黛瑪一抬頭,雙目如電緊盯著那個質疑的年輕法師,足足三秒的瞪視讓那個男人汗流浹背,後悔得想死。
“哈?若干是什麼?”黛瑪揚了揚手中的稿子,“這些報表不是都到每個人手上了嗎?你自己不會看嗎?還是說你這隻豬玀根本就不識字?哼!不識字的法師,和鹹魚有什麼差別!我要是你,就直接爬到中央至高塔塔尖上跳下去!哦——忘記了,你這個不夠資格的鹹魚根本連進入三層以上的資格都沒有!”
全場噤若寒蟬,那個被黛瑪的毒舌攻訐的男人三觀盡毀,一瞬間,差點就產生了‘啊,原來我根本就不是什麼法師,只是一條鹹魚啊’之類的消極想法。

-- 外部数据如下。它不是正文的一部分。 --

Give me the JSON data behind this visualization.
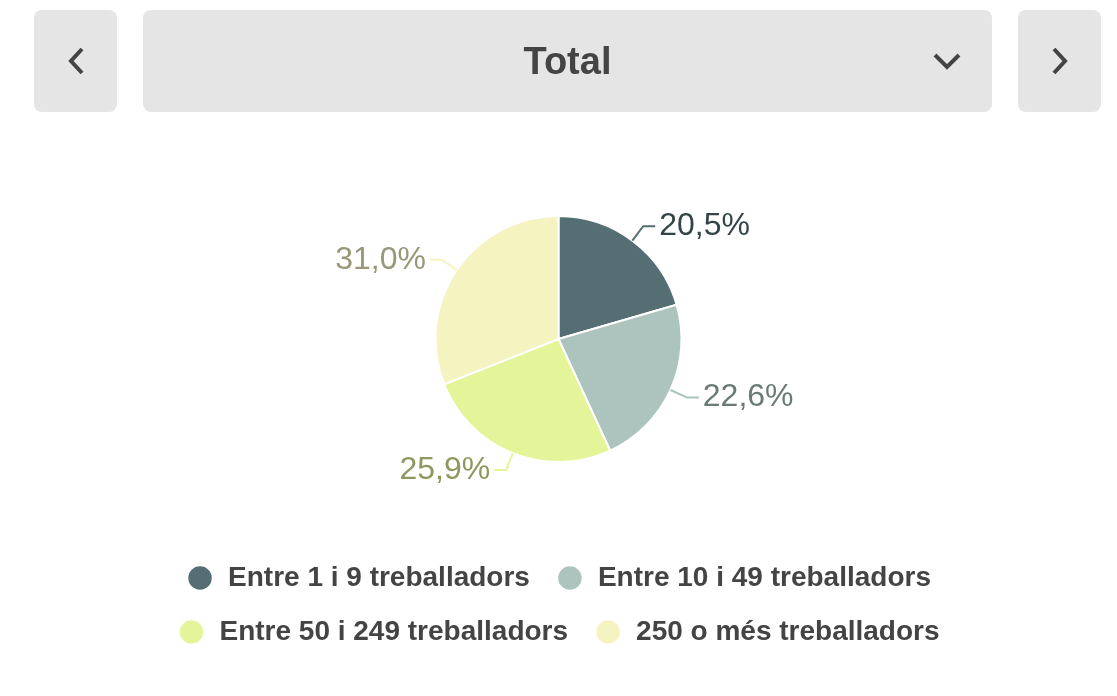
{
  "chart_data": {
    "type": "pie",
    "title": "Total",
    "categories": [
      "Entre 1 i 9 treballadors",
      "Entre 10 i 49 treballadors",
      "Entre 50 i 249 treballadors",
      "250 o més treballadors"
    ],
    "values": [
      20.5,
      22.6,
      25.9,
      31.0
    ],
    "colors": [
      "#546e73",
      "#adc4be",
      "#e3f598",
      "#f5f3c0"
    ],
    "value_labels": [
      "20,5%",
      "22,6%",
      "25,9%",
      "31,0%"
    ],
    "legend": "bottom"
  }
}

黛瑪罵完後,再也沒了理會那人的興趣。她環顧會場,當看到夏洛特在新晉大師席上笑得露出一口燦爛的白牙後,突然露出一個嘲諷的笑容。
“哦哦!差點忘了,最近還是有一件值得開心的事的!”她用那種報復性的變態笑容看向夏洛特,“某位翹家出走,害得我和妹妹被罵得狗血淋頭的天才成就了冰風堡有史以來最年輕的大師!”

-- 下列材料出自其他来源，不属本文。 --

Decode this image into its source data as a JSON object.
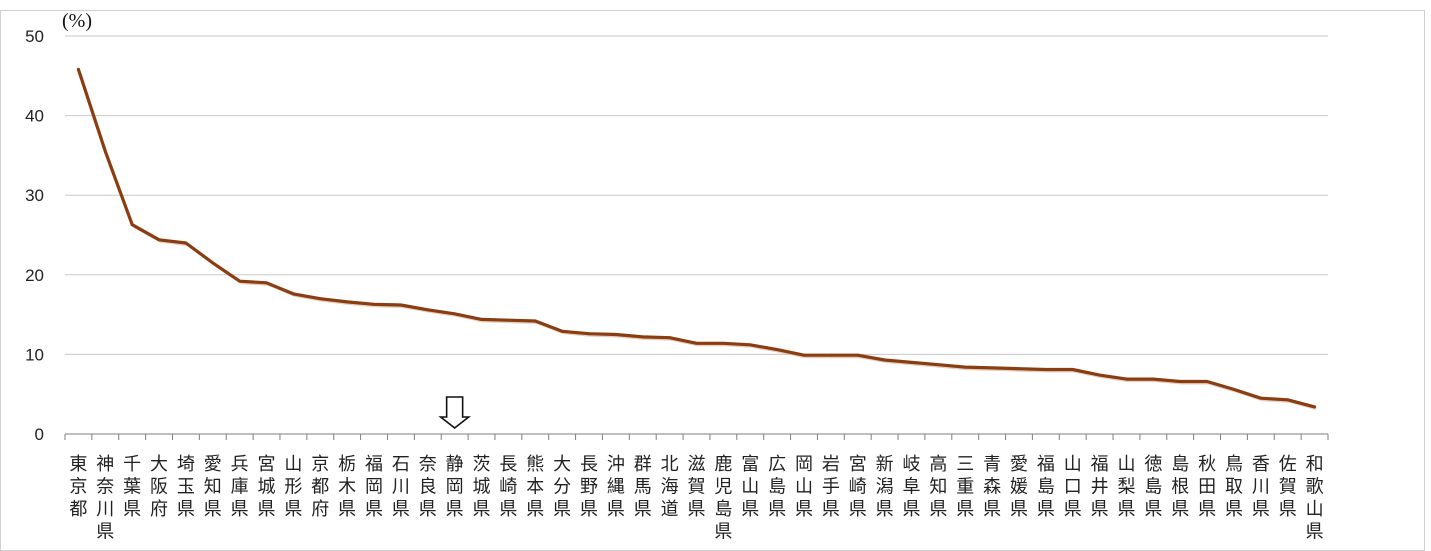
{
  "chart_data": {
    "type": "line",
    "unit_label": "(%)",
    "ylim": [
      0,
      50
    ],
    "y_ticks": [
      "0",
      "10",
      "20",
      "30",
      "40",
      "50"
    ],
    "y_tick_values": [
      0,
      10,
      20,
      30,
      40,
      50
    ],
    "grid": true,
    "highlight_marker": "down-arrow",
    "highlight_category": "静岡県",
    "colors": {
      "line": "#8b3d12",
      "grid": "#c8c8c8",
      "axis": "#7f7f7f"
    },
    "categories": [
      "東京都",
      "神奈川県",
      "千葉県",
      "大阪府",
      "埼玉県",
      "愛知県",
      "兵庫県",
      "宮城県",
      "山形県",
      "京都府",
      "栃木県",
      "福岡県",
      "石川県",
      "奈良県",
      "静岡県",
      "茨城県",
      "長崎県",
      "熊本県",
      "大分県",
      "長野県",
      "沖縄県",
      "群馬県",
      "北海道",
      "滋賀県",
      "鹿児島県",
      "富山県",
      "広島県",
      "岡山県",
      "岩手県",
      "宮崎県",
      "新潟県",
      "岐阜県",
      "高知県",
      "三重県",
      "青森県",
      "愛媛県",
      "福島県",
      "山口県",
      "福井県",
      "山梨県",
      "徳島県",
      "島根県",
      "秋田県",
      "鳥取県",
      "香川県",
      "佐賀県",
      "和歌山県"
    ],
    "values": [
      45.8,
      35.5,
      26.3,
      24.4,
      24.0,
      21.5,
      19.2,
      19.0,
      17.6,
      17.0,
      16.6,
      16.3,
      16.2,
      15.6,
      15.1,
      14.4,
      14.3,
      14.2,
      12.9,
      12.6,
      12.5,
      12.2,
      12.1,
      11.4,
      11.4,
      11.2,
      10.6,
      9.9,
      9.9,
      9.9,
      9.3,
      9.0,
      8.7,
      8.4,
      8.3,
      8.2,
      8.1,
      8.1,
      7.4,
      6.9,
      6.9,
      6.6,
      6.6,
      5.6,
      4.5,
      4.3,
      3.4
    ],
    "series": [
      {
        "values": [
          45.8,
          35.5,
          26.3,
          24.4,
          24.0,
          21.5,
          19.2,
          19.0,
          17.6,
          17.0,
          16.6,
          16.3,
          16.2,
          15.6,
          15.1,
          14.4,
          14.3,
          14.2,
          12.9,
          12.6,
          12.5,
          12.2,
          12.1,
          11.4,
          11.4,
          11.2,
          10.6,
          9.9,
          9.9,
          9.9,
          9.3,
          9.0,
          8.7,
          8.4,
          8.3,
          8.2,
          8.1,
          8.1,
          7.4,
          6.9,
          6.9,
          6.6,
          6.6,
          5.6,
          4.5,
          4.3,
          3.4
        ]
      }
    ]
  }
}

人們在會場裡交頭接耳,瞪著眼睛看著坐在新晉大師席上的夏洛特。實在想不明白,冰風堡裡究竟是誰有這麼可怕的權威,居然能把黛瑪與黛娜兩位傳奇罵得狗血淋頭。
冰風堡大公希爾維亞?別開玩笑了,區區一介凡人而已,哪怕她身居高位,但再給她一個膽子想必也不敢辱罵傳奇。
事實上,他們猜對了!
哪怕夏洛特與克萊爾緊趕慢趕,也比不上希爾維亞那方便至極的傳送法術。
當希爾維亞回到冰風堡卻未見到夏洛特時,黛瑪與黛娜便知道瞞不住了。於是向來冷淡,也不願與黛瑪、黛娜多話的希爾維亞用冷漠地態度斥責了兩姐妹。
“真是了不起。擁有冰風堡絕大多數許可權的兩個傳奇,加起來居然看不住兩個高階法師。”
雖然並非過分的指責,但黛瑪當時卻羞愧得差點想要自盡!
於是半年來,關於靈魂研究上的難題,都是克萊爾向兩位傳奇旁敲側擊。而夏洛特與兩位女僕,則關係幾乎降到冰點。
“所以,我們引以為豪的新晉大師!”黛瑪雙手撐著桌子,居高臨下地看著大師席上的夏洛特。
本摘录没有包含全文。